Store latest metrics in "current" index for query based on latest values?

Hi,

My "simple" use case turns out to be more difficult than expected.

considering many sensors that send a numeric metric (@timestamp + key/value pair)
I want to get a sorted list of the top XXX sensors based on their latest value by @timestamp

For instance:

POST mybeat/metrics/
{
  "@timestamp": "2017-01-25T08:00:00.000Z",
  "sensorID": "Sensor1",
  "my_data": 10
}

POST mybeat/metrics/
{
  "@timestamp": "2017-01-25T08:00:00.000Z",
  "sensorID": "Sensor2",
  "my_data": 20
}

POST mybeat/metrics/
{
  "@timestamp": "2017-01-25T08:10:00.000Z",
  "sensorID": "Sensor1",
  "my_data": 1
}

POST mybeat/metrics/
{
  "@timestamp": "2017-01-25T08:10:00.000Z",
  "sensorID": "Sensor2",
  "my_data": 2
}

POST mybeat/metrics/_search?filter_path=aggregations
{
  "size":0,
  "aggregations": {
    "BY_SENSOR": {
      "terms": {
        "field": "sensorID.keyword"
      },
      "aggregations": {
        "LATEST_TIMESTAMP": {
          "terms": {
            "field": "@timestamp",
            "order": {
              "_term": "desc"
            },
            "size": 1
          },
          "aggregations": {
            "LATEST_VALUE": {
              "avg": {
                "field": "my_data"
              }
            }
          }
        }
      }
    }
  }
}

The search returns the following result:

{
  "aggregations": {
    "BY_SENSOR": {
      "doc_count_error_upper_bound": 0,
      "sum_other_doc_count": 0,
      "buckets": [
        {
          "key": "Sensor1",
          "doc_count": 2,
          "LATEST_TIMESTAMP": {
            "doc_count_error_upper_bound": 0,
            "sum_other_doc_count": 1,
            "buckets": [
              {
                "key": 1485331800000,
                "key_as_string": "2017-01-25T08:10:00.000Z",
                "doc_count": 1,
                "LATEST_VALUE": {
                  "value": 1
                }
              }
            ]
          }
        },
        {
          "key": "Sensor2",
          "doc_count": 2,
          "LATEST_TIMESTAMP": {
            "doc_count_error_upper_bound": 0,
            "sum_other_doc_count": 1,
            "buckets": [
              {
                "key": 1485331800000,
                "key_as_string": "2017-01-25T08:10:00.000Z",
                "doc_count": 1,
                "LATEST_VALUE": {
                  "value": 2
                }
              }
            ]
          }
        }
      ]
    }
  }
}

Now, I want to perform a "top_hits" aggregations on "BY_SENSOR>LATEST_TIMESTAMP>LATEST_VALUE".
But it seems that this kind of aggregation is not yet supported (see See https://github.com/elastic/elasticsearch/issues/21135)

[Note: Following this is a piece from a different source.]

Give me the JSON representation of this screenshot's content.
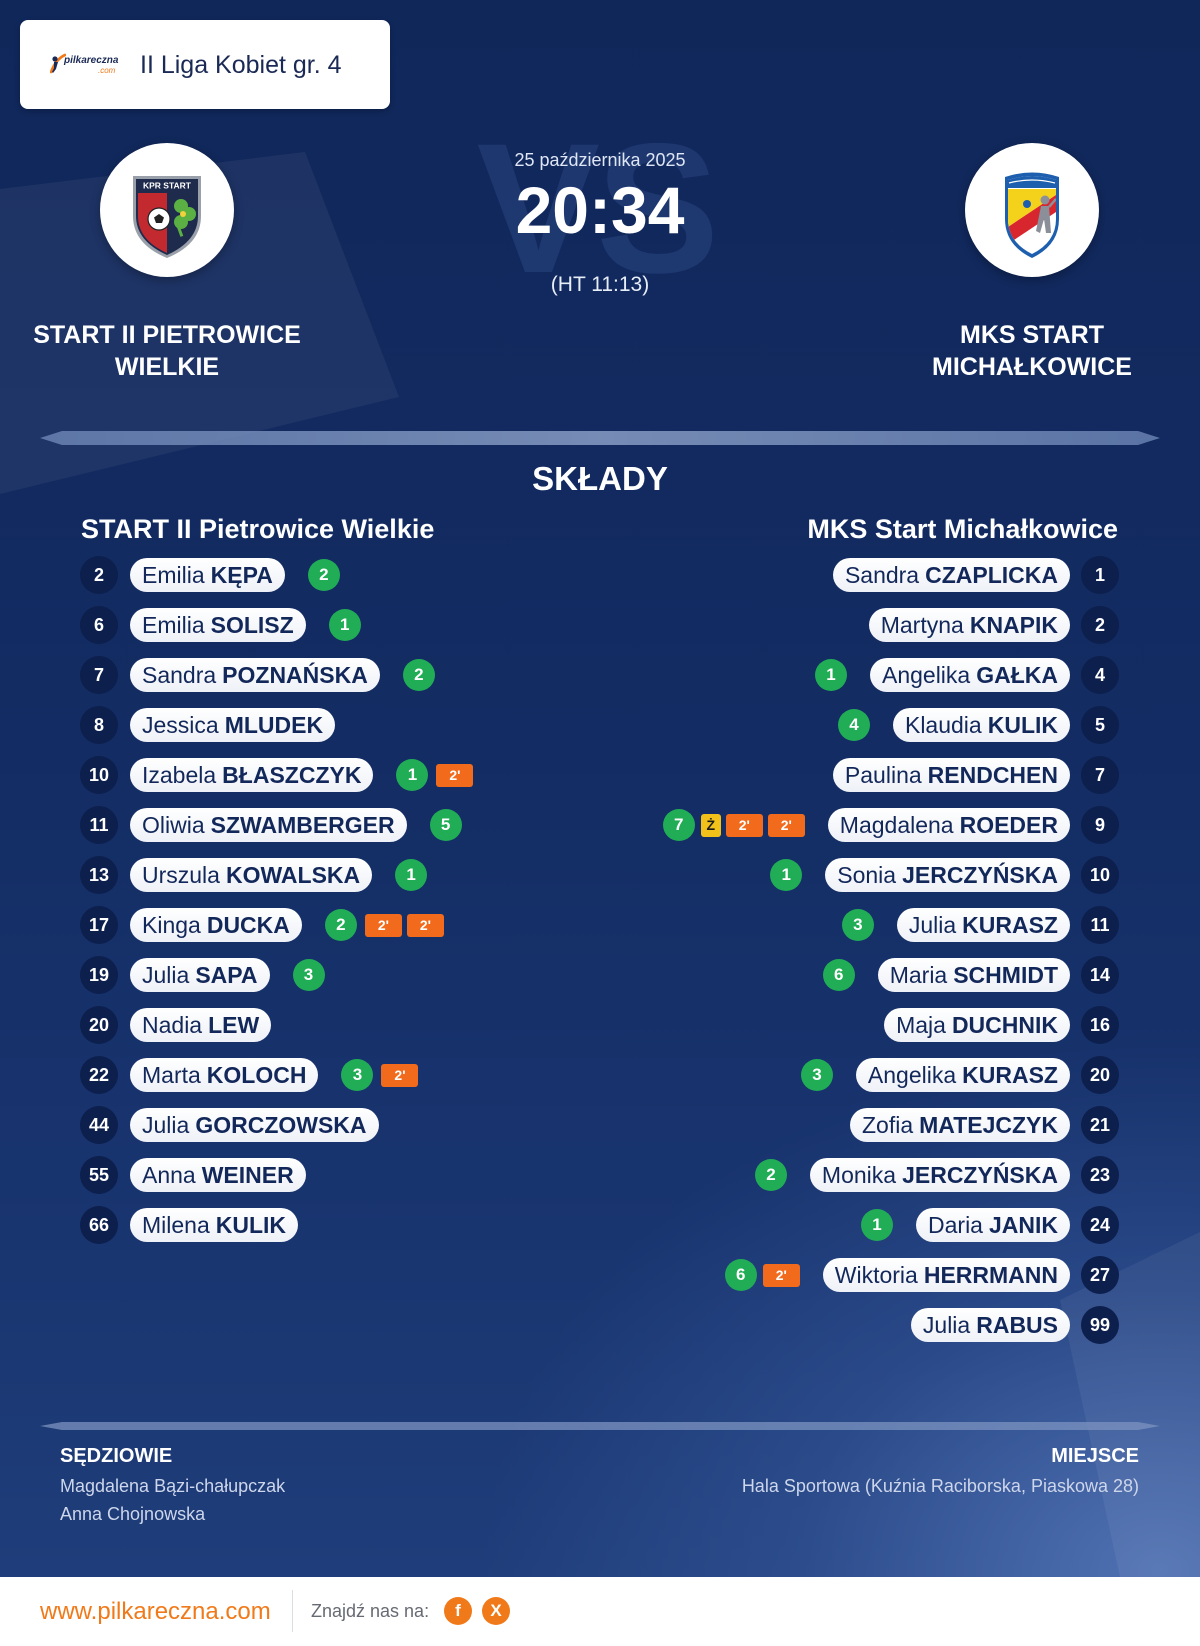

I guess that the optimal solution for this kind of use case, which is rather common, is to have a dedicated
elastic search index that stores the latest value of the metrics with the same "sensor ID"

Any feedback on that matter?

It seems the only work around is currently doing this on the client side :frowning: Good you posted it in the github issue. That should give it the most visibility.

Link to github issue: https://github.com/elastic/beats/issues/3473

Argh, sorry misunderstanding. I meant the elasticsearch github issue is a great place. Ok for you to just keep the elasticsearch one and close the one opened in beats?

@ruflin; Keeping the ES bug in github is fine.

Meanwhile, I found a way to duplicate the metrics in the "latest" index by using a ES ingest pipeline to transform the "_id" with the ID of the sensor and "_index" field with "latest_metrics"

PUT /_ingest/pipeline/transform-latest-metric HTTP/1.1
{
    "processors": [ 
         { "script":{
              "lang":"painless",
               "inline":"ctx._id = ctx.sensor_id ?: ctx._id ; ctx._index = ctx.latest_index ?: ctx._index"}
    }]
}

Cool, thanks for sharing.

This topic was automatically closed after 21 days. New replies are no longer allowed.